Monday, September 25, 2017

Concebido, aún no nacido y digno



El ser humano concebido y aún no nacido es el fruto del amor de sus padres. Se trata de alguien humano, pues no se es hombre por hacer más o menos actos de hombre, sino por tener la capacidad de hacerlos ahora, en un futuro, o de haberla tenido en el pasado. De lo contrario caeríamos en una relativización de la vida del ser humano, en una idea eugenésica del mismo, donde solo algunos tienen derecho a vivir.

Lo verdaderamente apasionante es nacer. El amor, para no perder su identidad, defiende la vida. La nueva vida humana se respeta por sí misma: esa es la condición de la familia. La familia es el lugar del amor respetado, donde se quiere a cada uno por sí mismo. Los hijos nacen y se educan en un ambiente donde son tan queridos como exigidos, tan seguros en reivindicar los bombones como pesarosos ante el reproche de sus padres por no haber hecho la tarea. Los hijos encuentran en su madre y en su padre la raíz providencial de su vocación a ser hombres, a amar.
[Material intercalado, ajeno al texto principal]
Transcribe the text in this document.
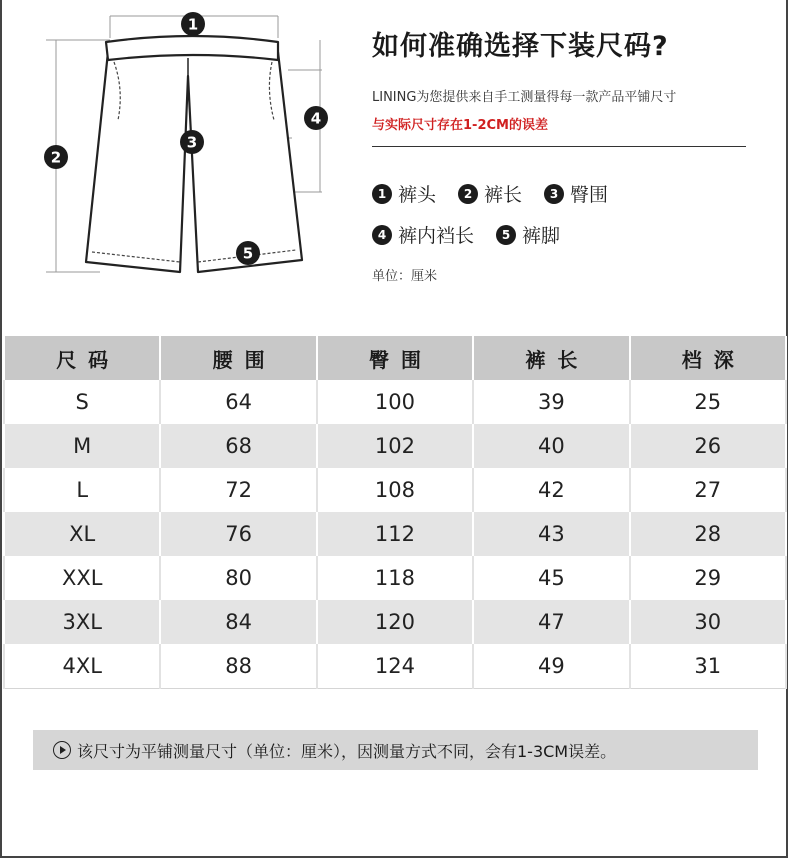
1
2
3
4
5
如何准确选择下装尺码?
LINING为您提供来自手工测量得每一款产品平铺尺寸
与实际尺寸存在1-2CM的误差
1 裤头	2 裤长	3 臀围
4 裤内裆长	5 裤脚
单位：厘米
尺码	腰围	臀围	裤长	档深
S	64	100	39	25
M	68	102	40	26
L	72	108	42	27
XL	76	112	43	28
XXL	80	118	45	29
3XL	84	120	47	30
4XL	88	124	49	31
该尺寸为平铺测量尺寸（单位：厘米），因测量方式不同，会有1-3CM误差。
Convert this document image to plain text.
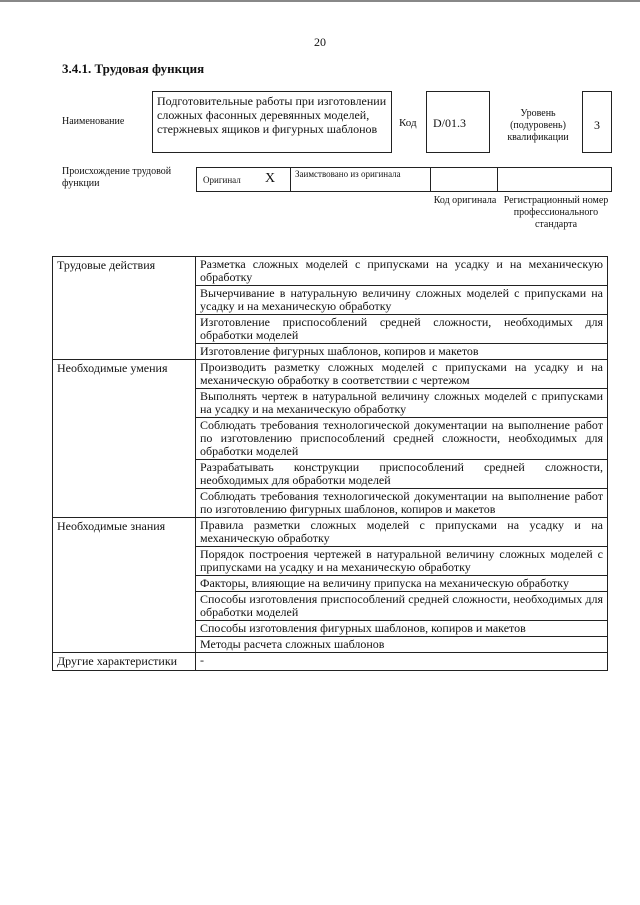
20
3.4.1. Трудовая функция
Наименование
Подготовительные работы при изготовлении сложных фасонных деревянных моделей, стержневых ящиков и фигурных шаблонов	Код	D/01.3
Уровень (подуровень) квалификации
3
Происхождение трудовой функции	Оригинал X Заимствовано из оригинала
Код оригинала Регистрационный номер профессионального стандарта
Трудовые действия	Разметка сложных моделей с припусками на усадку и на механическую обработку
	Вычерчивание в натуральную величину сложных моделей с припусками на усадку и на механическую обработку
	Изготовление приспособлений средней сложности, необходимых для обработки моделей
	Изготовление фигурных шаблонов, копиров и макетов
Необходимые умения	Производить разметку сложных моделей с припусками на усадку и на механическую обработку в соответствии с чертежом
	Выполнять чертеж в натуральной величину сложных моделей с припусками на усадку и на механическую обработку
	Соблюдать требования технологической документации на выполнение работ по изготовлению приспособлений средней сложности, необходимых для обработки моделей
	Разрабатывать конструкции приспособлений средней сложности, необходимых для обработки моделей
	Соблюдать требования технологической документации на выполнение работ по изготовлению фигурных шаблонов, копиров и макетов
Необходимые знания	Правила разметки сложных моделей с припусками на усадку и на механическую обработку
	Порядок построения чертежей в натуральной величину сложных моделей с припусками на усадку и на механическую обработку
	Факторы, влияющие на величину припуска на механическую обработку
	Способы изготовления приспособлений средней сложности, необходимых для обработки моделей
	Способы изготовления фигурных шаблонов, копиров и макетов
	Методы расчета сложных шаблонов
Другие характеристики	-
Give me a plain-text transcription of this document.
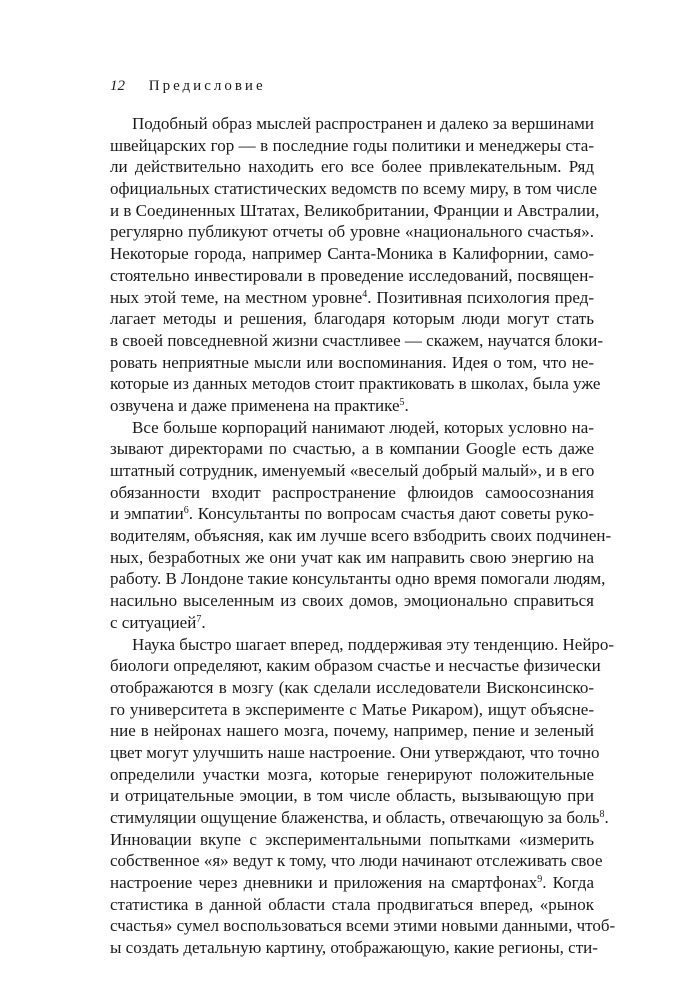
12 Предисловие
Подобный образ мыслей распространен и далеко за вершинами
швейцарских гор — в последние годы политики и менеджеры ста-
ли действительно находить его все более привлекательным. Ряд
официальных статистических ведомств по всему миру, в том числе
и в Соединенных Штатах, Великобритании, Франции и Австралии,
регулярно публикуют отчеты об уровне «национального счастья».
Некоторые города, например Санта-Моника в Калифорнии, само-
стоятельно инвестировали в проведение исследований, посвящен-
ных этой теме, на местном уровне$^4$. Позитивная психология пред-
лагает методы и решения, благодаря которым люди могут стать
в своей повседневной жизни счастливее — скажем, научатся блоки-
ровать неприятные мысли или воспоминания. Идея о том, что не-
которые из данных методов стоит практиковать в школах, была уже
озвучена и даже применена на практике$^5$.
Все больше корпораций нанимают людей, которых условно на-
зывают директорами по счастью, а в компании Google есть даже
штатный сотрудник, именуемый «веселый добрый малый», и в его
обязанности входит распространение флюидов самоосознания
и эмпатии$^6$. Консультанты по вопросам счастья дают советы руко-
водителям, объясняя, как им лучше всего взбодрить своих подчинен-
ных, безработных же они учат как им направить свою энергию на
работу. В Лондоне такие консультанты одно время помогали людям,
насильно выселенным из своих домов, эмоционально справиться
с ситуацией$^7$.
Наука быстро шагает вперед, поддерживая эту тенденцию. Нейро-
биологи определяют, каким образом счастье и несчастье физически
отображаются в мозгу (как сделали исследователи Висконсинско-
го университета в эксперименте с Матье Рикаром), ищут объясне-
ние в нейронах нашего мозга, почему, например, пение и зеленый
цвет могут улучшить наше настроение. Они утверждают, что точно
определили участки мозга, которые генерируют положительные
и отрицательные эмоции, в том числе область, вызывающую при
стимуляции ощущение блаженства, и область, отвечающую за боль$^8$.
Инновации вкупе с экспериментальными попытками «измерить
собственное «я» ведут к тому, что люди начинают отслеживать свое
настроение через дневники и приложения на смартфонах$^9$. Когда
статистика в данной области стала продвигаться вперед, «рынок
счастья» сумел воспользоваться всеми этими новыми данными, чтоб-
ы создать детальную картину, отображающую, какие регионы, сти-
El ser humano no es fotocopiable, clonable, suprimible, descartable. Ha de tener un nombre personal que acompañe toda la trayectoria de su vida. Un hombre es una biografía, un proyecto de libertad y responsabilidad, que ha de ser protegido especialmente en sus etapas más vulnerables. Esto supone exigencia, pero repercute en una intensificación de nuestra moral y de nuestro agradecimiento por vivir en un mundo donde prima la ética del cuidado y de la ternura, frente a la de la conveniencia o el interés de los más fuertes. Como el dar a luz a un nuevo ser humano puede conllevar serios problemas de responsabilidad personal, la sociedad tiene que velar por una desahogada situación de la maternidad, donde sea más fácil y llevadero la maravillosa tarea de traer un nuevo hijo al mundo.
Respetar la vida del concebido y aún no nacido, en toda situación, nos afecta en la comprensión de nosotros mismos y de nuestra sociedad. Una personalidad que tiene esto en cuenta, valora mucho más el respeto que merece todo ser humano. La cultura de la vida nace del respeto y de la benevolencia con las personas. La cultura de la muerte, de hecho, se nutre del rechazo a los demás. Por esto la cultura de la vida no puede nacer del resentimiento, aunque deba exigir una reimplantación de la justicia.
          Creer en la vida supone cultivar la propia con esfuerzo, saber adaptarse a los ritmos de la naturaleza, desarrollar las propias capacidades: Tener metas, ilusiones, esperanzas. La alegría de vivir se basa  en saberse queridos y, por lo tanto, exigidos. La familia es el lugar privilegiado para tal convicción y actitud. En el propio hogar se expansiona la personalidad. Se trata de una comunidad de vida, de amor, de confianza, de esfuerzo, de fidelidad. La familia es el lugar donde se aprenden las virtudes morales, las principales referencias de la existencia. Es en ella donde se aprende lo que es la gratitud.


Sin gratitud la vida es compleja, enfermiza, perversamente inquieta. Apreciar la vida como un don supone dicha, alegría interior y esperanza; pese a los reveses que puedan venir. Desde la familia y la gratitud el hombre aprende a tener una vida lograda, y a labrar una biografía con libertad generosa.